When a pastor is about to preach through a book of the Bible that contains raw parts (e.g. Genesis, Leviticus or Judges), it would be a good thing for him to help prepare the parents for what their children are about to hear. If a minister is about to preach on Judges 19, it might be wise for him to give the parents of young children some notice--not so that the parents will keep the children out of the service that Sunday, but that they would be prepared to talk with their children about these things if their children ask them questions after the service. As a pastor of a congregation with many young children, I personally do not dwell at length on the raw parts of a text; however, I do not, skip over them since I am obligated by God to diligently teach the whole counsel. By giving the parents a "heads-up" regarding an intensely raw portion of Scripture, a pastor is really coming alongside the parents as they instruct their children in the home.

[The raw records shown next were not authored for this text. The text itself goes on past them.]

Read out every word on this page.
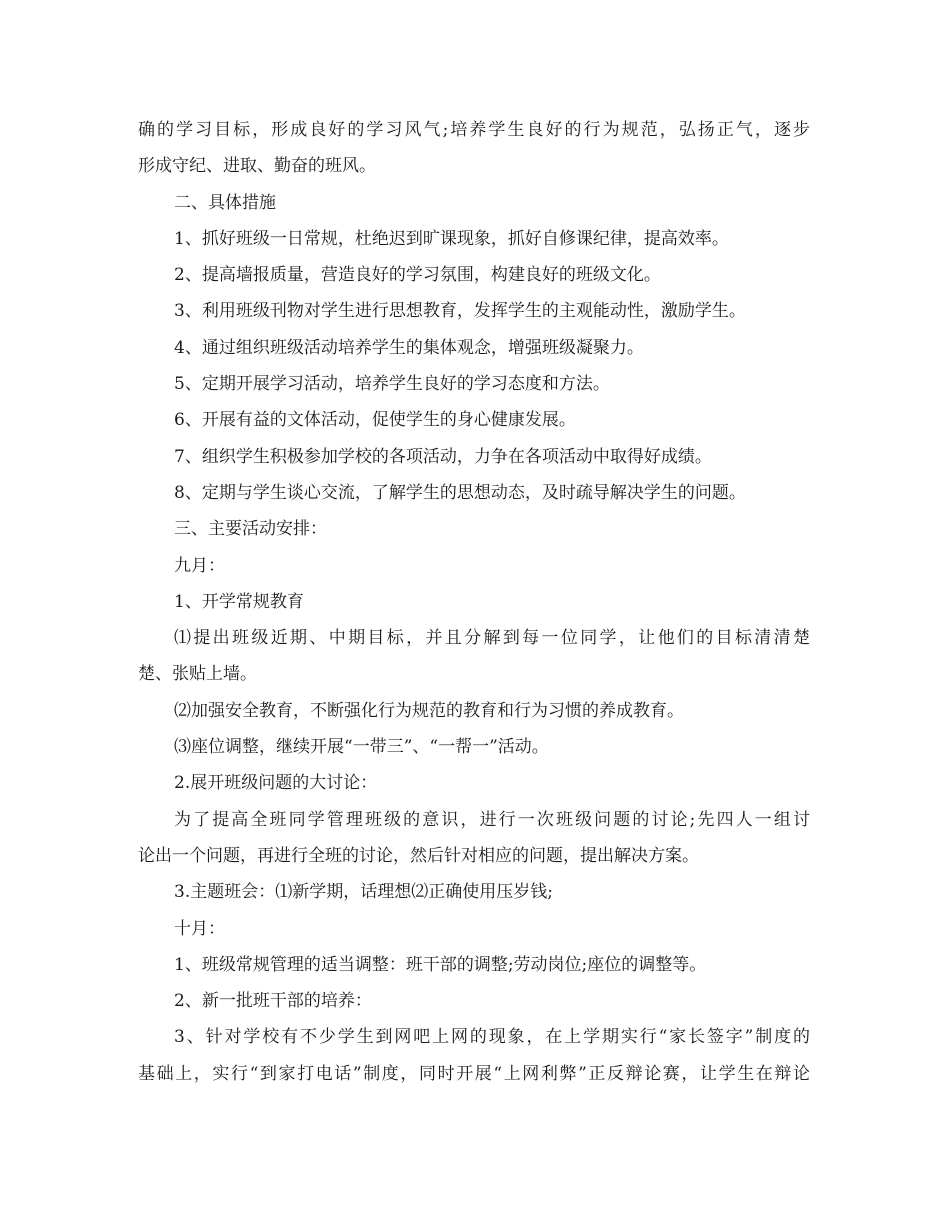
确的学习目标，形成良好的学习风气;培养学生良好的行为规范，弘扬正气，逐步
形成守纪、进取、勤奋的班风。
二、具体措施
1、抓好班级一日常规，杜绝迟到旷课现象，抓好自修课纪律，提高效率。
2、提高墙报质量，营造良好的学习氛围，构建良好的班级文化。
3、利用班级刊物对学生进行思想教育，发挥学生的主观能动性，激励学生。
4、通过组织班级活动培养学生的集体观念，增强班级凝聚力。
5、定期开展学习活动，培养学生良好的学习态度和方法。
6、开展有益的文体活动，促使学生的身心健康发展。
7、组织学生积极参加学校的各项活动，力争在各项活动中取得好成绩。
8、定期与学生谈心交流，了解学生的思想动态，及时疏导解决学生的问题。
三、主要活动安排：
九月：
1、开学常规教育
⑴提出班级近期、中期目标，并且分解到每一位同学，让他们的目标清清楚
楚、张贴上墙。
⑵加强安全教育，不断强化行为规范的教育和行为习惯的养成教育。
⑶座位调整，继续开展“一带三”、“一帮一”活动。
2.展开班级问题的大讨论：
为了提高全班同学管理班级的意识，进行一次班级问题的讨论;先四人一组讨
论出一个问题，再进行全班的讨论，然后针对相应的问题，提出解决方案。
3.主题班会：⑴新学期，话理想⑵正确使用压岁钱;
十月：
1、班级常规管理的适当调整：班干部的调整;劳动岗位;座位的调整等。
2、新一批班干部的培养：
3、针对学校有不少学生到网吧上网的现象，在上学期实行“家长签字”制度的
基础上，实行“到家打电话”制度，同时开展“上网利弊”正反辩论赛，让学生在辩论
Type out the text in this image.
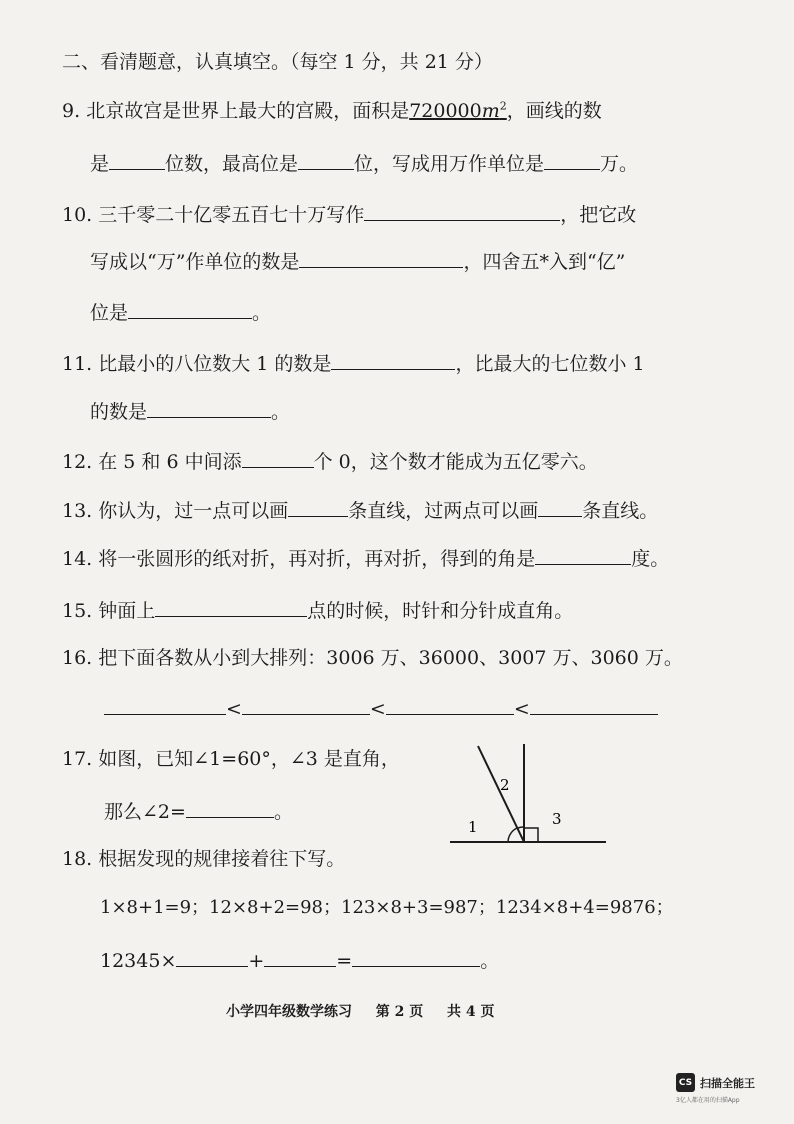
二、看清题意，认真填空。（每空 1 分，共 21 分）
9. 北京故宫是世界上最大的宫殿，面积是$720000m^2$，画线的数
是	位数，最高位是	位，写成用万作单位是	万。
10. 三千零二十亿零五百七十万写作	，把它改
写成以“万”作单位的数是	，四舍五*入到“亿”
位是	。
11. 比最小的八位数大 1 的数是	，比最大的七位数小 1
的数是	。
12. 在 5 和 6 中间添	个 0，这个数才能成为五亿零六。
13. 你认为，过一点可以画	条直线，过两点可以画 条直线。
14. 将一张圆形的纸对折，再对折，再对折，得到的角是	度。
15. 钟面上	点的时候，时针和分针成直角。
16. 把下面各数从小到大排列：3006 万、36000、3007 万、3060 万。
<	<	<
17. 如图，已知∠1=60°，∠3 是直角，
那么∠2=	。
1
2
3
18. 根据发现的规律接着往下写。
1×8+1=9；12×8+2=98；123×8+3=987；1234×8+4=9876；
12345×	+	=	。
小学四年级数学练习 第 2 页 共 4 页
CS 扫描全能王
3亿人都在用的扫描App
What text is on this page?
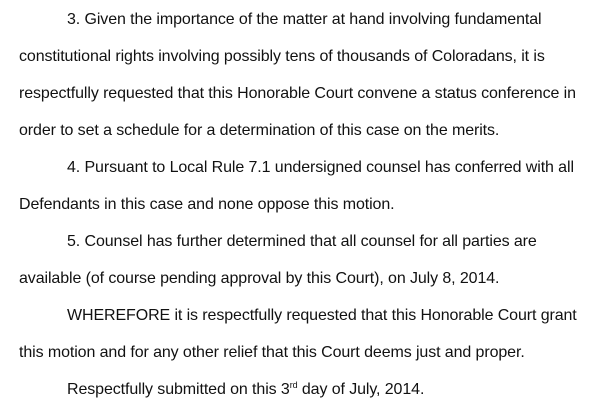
3. Given the importance of the matter at hand involving fundamental
constitutional rights involving possibly tens of thousands of Coloradans, it is
respectfully requested that this Honorable Court convene a status conference in
order to set a schedule for a determination of this case on the merits.
4. Pursuant to Local Rule 7.1 undersigned counsel has conferred with all
Defendants in this case and none oppose this motion.
5. Counsel has further determined that all counsel for all parties are
available (of course pending approval by this Court), on July 8, 2014.
WHEREFORE it is respectfully requested that this Honorable Court grant
this motion and for any other relief that this Court deems just and proper.
Respectfully submitted on this 3rd day of July, 2014.
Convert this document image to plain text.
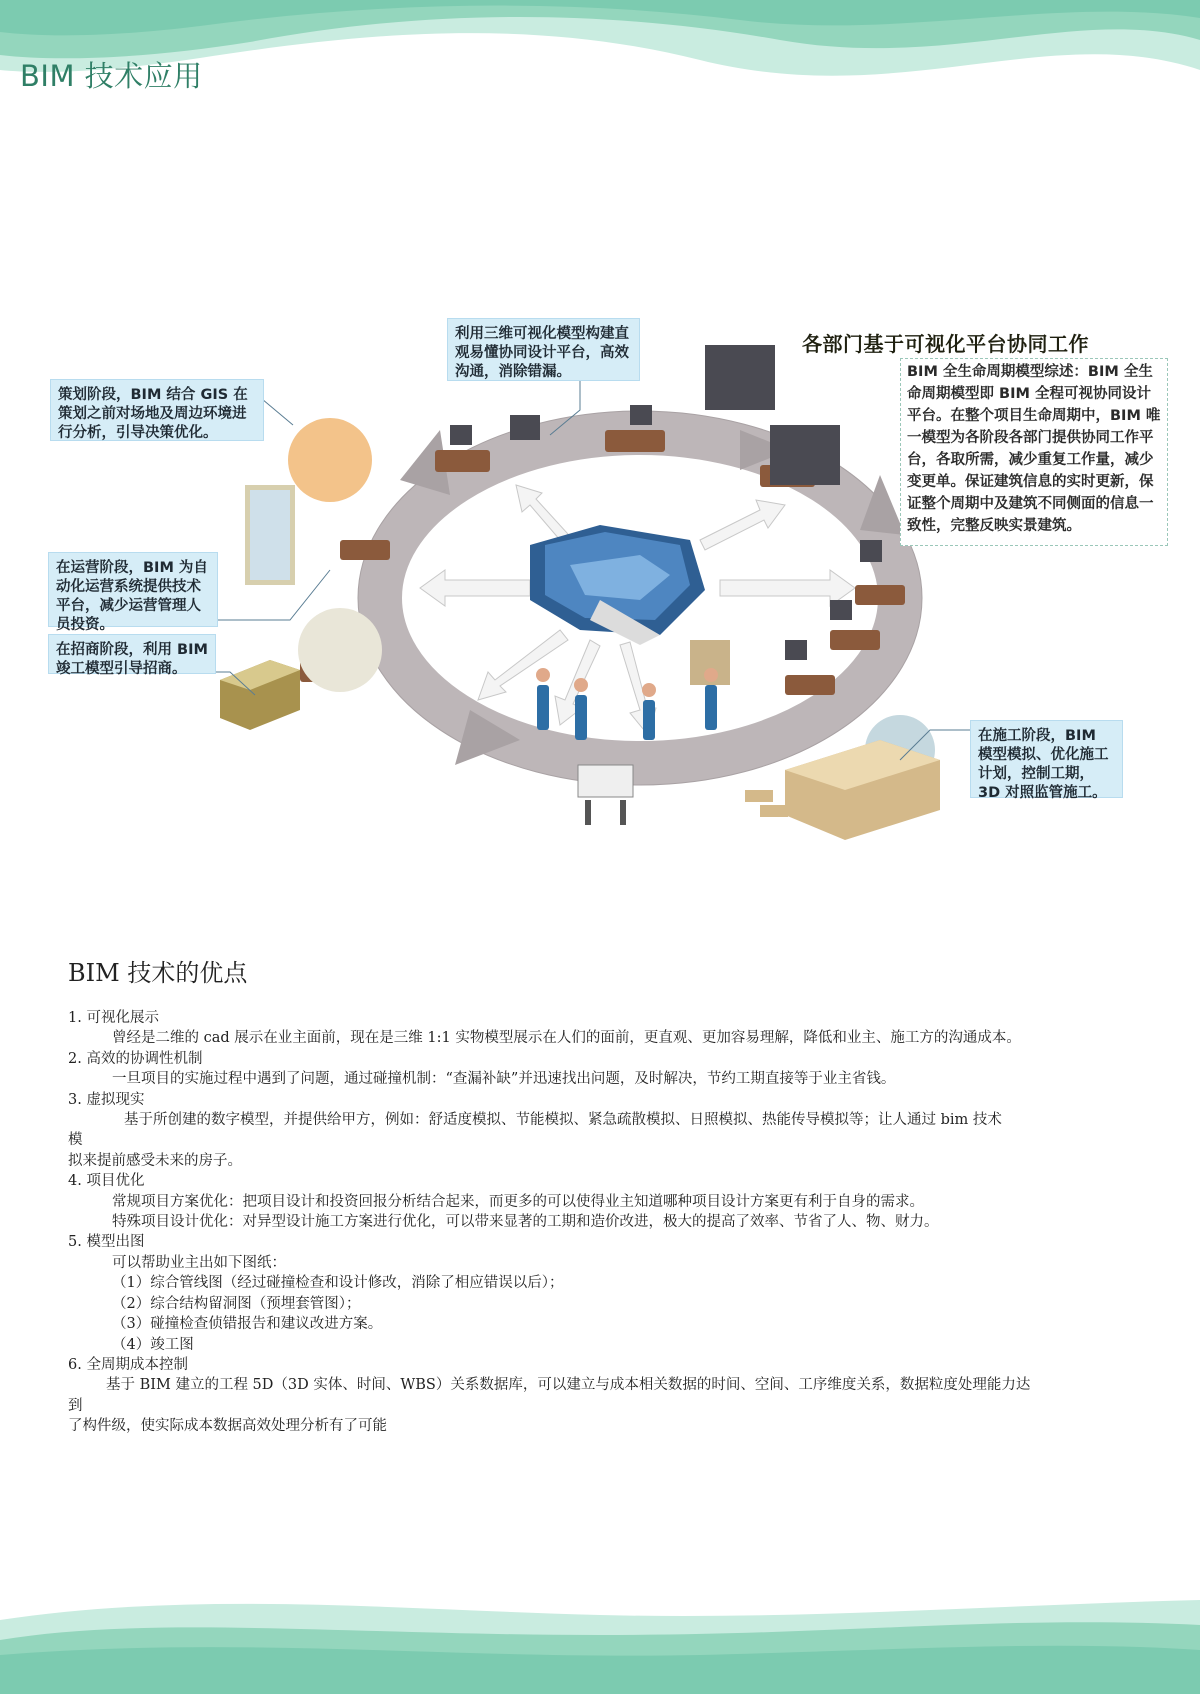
BIM 技术应用
利用三维可视化模型构建直观易懂协同设计平台，高效沟通，消除错漏。
策划阶段，BIM 结合 GIS 在策划之前对场地及周边环境进行分析，引导决策优化。
在运营阶段，BIM 为自动化运营系统提供技术平台，减少运营管理人员投资。
在招商阶段，利用 BIM 竣工模型引导招商。
在施工阶段，BIM 模型模拟、优化施工计划，控制工期，3D 对照监管施工。
各部门基于可视化平台协同工作
BIM 全生命周期模型综述：BIM 全生命周期模型即 BIM 全程可视协同设计平台。在整个项目生命周期中，BIM 唯一模型为各阶段各部门提供协同工作平台，各取所需，减少重复工作量，减少变更单。保证建筑信息的实时更新，保证整个周期中及建筑不同侧面的信息一致性，完整反映实景建筑。
BIM 技术的优点
1. 可视化展示
曾经是二维的 cad 展示在业主面前，现在是三维 1:1 实物模型展示在人们的面前，更直观、更加容易理解，降低和业主、施工方的沟通成本。
2. 高效的协调性机制
一旦项目的实施过程中遇到了问题，通过碰撞机制：“查漏补缺”并迅速找出问题，及时解决，节约工期直接等于业主省钱。
3. 虚拟现实
基于所创建的数字模型，并提供给甲方，例如：舒适度模拟、节能模拟、紧急疏散模拟、日照模拟、热能传导模拟等；让人通过 bim 技术
模
拟来提前感受未来的房子。
4. 项目优化
常规项目方案优化：把项目设计和投资回报分析结合起来，而更多的可以使得业主知道哪种项目设计方案更有利于自身的需求。
特殊项目设计优化：对异型设计施工方案进行优化，可以带来显著的工期和造价改进，极大的提高了效率、节省了人、物、财力。
5. 模型出图
可以帮助业主出如下图纸：
（1）综合管线图（经过碰撞检查和设计修改，消除了相应错误以后）；
（2）综合结构留洞图（预埋套管图）；
（3）碰撞检查侦错报告和建议改进方案。
（4）竣工图
6. 全周期成本控制
基于 BIM 建立的工程 5D（3D 实体、时间、WBS）关系数据库，可以建立与成本相关数据的时间、空间、工序维度关系，数据粒度处理能力达
到
了构件级，使实际成本数据高效处理分析有了可能
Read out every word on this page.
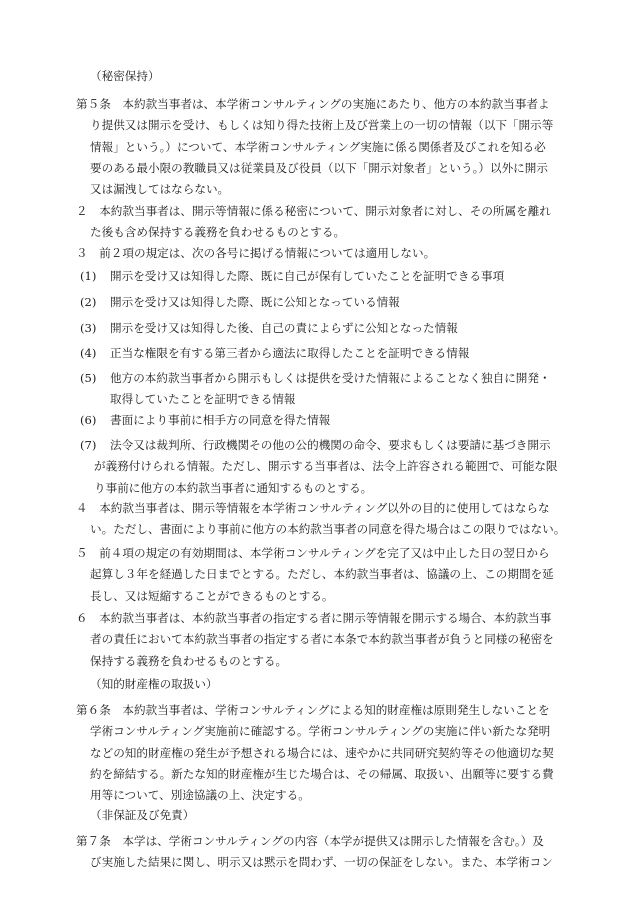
（秘密保持）
第５条　本約款当事者は、本学術コンサルティングの実施にあたり、他方の本約款当事者よ
り提供又は開示を受け、もしくは知り得た技術上及び営業上の一切の情報（以下「開示等
情報」という。）について、本学術コンサルティング実施に係る関係者及びこれを知る必
要のある最小限の教職員又は従業員及び役員（以下「開示対象者」という。）以外に開示
又は漏洩してはならない。
２　本約款当事者は、開示等情報に係る秘密について、開示対象者に対し、その所属を離れ
た後も含め保持する義務を負わせるものとする。
３　前２項の規定は、次の各号に掲げる情報については適用しない。
(1) 開示を受け又は知得した際、既に自己が保有していたことを証明できる事項
(2) 開示を受け又は知得した際、既に公知となっている情報
(3) 開示を受け又は知得した後、自己の責によらずに公知となった情報
(4) 正当な権限を有する第三者から適法に取得したことを証明できる情報
(5) 他方の本約款当事者から開示もしくは提供を受けた情報によることなく独自に開発・
取得していたことを証明できる情報
(6) 書面により事前に相手方の同意を得た情報
(7) 法令又は裁判所、行政機関その他の公的機関の命令、要求もしくは要請に基づき開示
が義務付けられる情報。ただし、開示する当事者は、法令上許容される範囲で、可能な限
り事前に他方の本約款当事者に通知するものとする。
４　本約款当事者は、開示等情報を本学術コンサルティング以外の目的に使用してはならな
い。ただし、書面により事前に他方の本約款当事者の同意を得た場合はこの限りではない。
５　前４項の規定の有効期間は、本学術コンサルティングを完了又は中止した日の翌日から
起算し３年を経過した日までとする。ただし、本約款当事者は、協議の上、この期間を延
長し、又は短縮することができるものとする。
６　本約款当事者は、本約款当事者の指定する者に開示等情報を開示する場合、本約款当事
者の責任において本約款当事者の指定する者に本条で本約款当事者が負うと同様の秘密を
保持する義務を負わせるものとする。
（知的財産権の取扱い）
第６条　本約款当事者は、学術コンサルティングによる知的財産権は原則発生しないことを
学術コンサルティング実施前に確認する。学術コンサルティングの実施に伴い新たな発明
などの知的財産権の発生が予想される場合には、速やかに共同研究契約等その他適切な契
約を締結する。新たな知的財産権が生じた場合は、その帰属、取扱い、出願等に要する費
用等について、別途協議の上、決定する。
（非保証及び免責）
第７条　本学は、学術コンサルティングの内容（本学が提供又は開示した情報を含む。）及
び実施した結果に関し、明示又は黙示を問わず、一切の保証をしない。また、本学術コン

There is always a spectrum regarding when--as well as to how much or how little--we expose our young children to biblical teaching on sexual sin, violence, etc. I lean to the side of exposing them for the sake of the reasons set out about. Others, however lean to the side of protecting their minds and hearts from what they deam to be unnecessary exposure. I am certainly not insisting that I have it all figured out. There is an inescapable uncomfortableness in talking about these things because of the shame of sin. I am not suggeting that we should have the "Rated-R Children's Story Bible," but I am suggesting that we do our children a disservice by skiping over the raw parts of the Bible in most of our children's story bibles. After all, we do have to ask the question, 'Where's Drunk, Naked Noah on the Sunday School Felt Board?" Teaching our children the raw portions of the Bible--as challenging as it may be--is a necessary part of the sanctification process for them. May God give us wisdom to do so for the good of their souls.
1. An excerpt from Rich Mullin's booklet, The World As Best As I Remember It.